The resulting file looked like this:
http://www.megaupload.com/?d=1VZLOA04
Although the “Content.xml” file maybe a lot easier to read, I came to the conclusion that there were enough similarities with the XML file created from the PDF API that either process could be used as an example data-set for this problem. When the PDF API was re-visited it became apparent that there were some extra command line parameters which could produce extra useful elements in the XML, for example there were some which would include Hyperlinks in the XML.
As the reading of the XML was quite hard using a simple document viewer I discovered a specialist viewer called “XML Marker” this helped highlight to myself the thought behind how the PDF API represents a PDF file in XML. Before I had this tool I did not realise that there were “line” tags for blank lines and also that “word” tags between “text” tags meant that they were on the same line.
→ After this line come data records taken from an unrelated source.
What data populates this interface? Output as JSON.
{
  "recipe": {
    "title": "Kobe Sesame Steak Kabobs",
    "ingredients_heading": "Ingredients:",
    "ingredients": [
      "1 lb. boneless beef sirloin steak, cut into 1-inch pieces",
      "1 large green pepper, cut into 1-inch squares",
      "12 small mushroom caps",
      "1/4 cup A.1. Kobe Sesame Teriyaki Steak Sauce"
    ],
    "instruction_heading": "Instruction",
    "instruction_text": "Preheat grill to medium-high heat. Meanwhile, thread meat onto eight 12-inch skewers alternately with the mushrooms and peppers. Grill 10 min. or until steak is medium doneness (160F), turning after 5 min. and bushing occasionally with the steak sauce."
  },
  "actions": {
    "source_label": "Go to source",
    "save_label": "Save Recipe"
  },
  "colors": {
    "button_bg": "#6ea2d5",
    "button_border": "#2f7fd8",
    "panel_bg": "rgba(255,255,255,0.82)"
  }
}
So this helped me reach the conclusion that the PDF API would be sufficient for the creation of the data set used for this project or until the IBM issues have or haven't been resolved.
Next I tried to find documentation which was large enough and presented how id imagine how the IBM documentation could possibly be presented I found this link:
www.reportlab.com/docs/PyRXP_Documentation.pdf
And processed it to see how it would handle it, it was fine please see the resulting XML at:
http://www.megaupload.com/?d=FKARW4FV
It's important to remember to make the program very flexible to changing of data-sets as it may be required that the IBM one needs to be substituted in for this one created by the XML. I know this is a principle of programming, but it is just a reminder to carry forward.
The second half of the day involved a trip to the library to get some books on requirements as I have not done any kind of requirements gathering since year to the books I found were:
Effective Requirements Practices – Ralph R.Young
Software Requirements and Specifications – Michael Jackson
(Add to Bibliography)
The remainder of the day was spend evaluating approaches to requirements.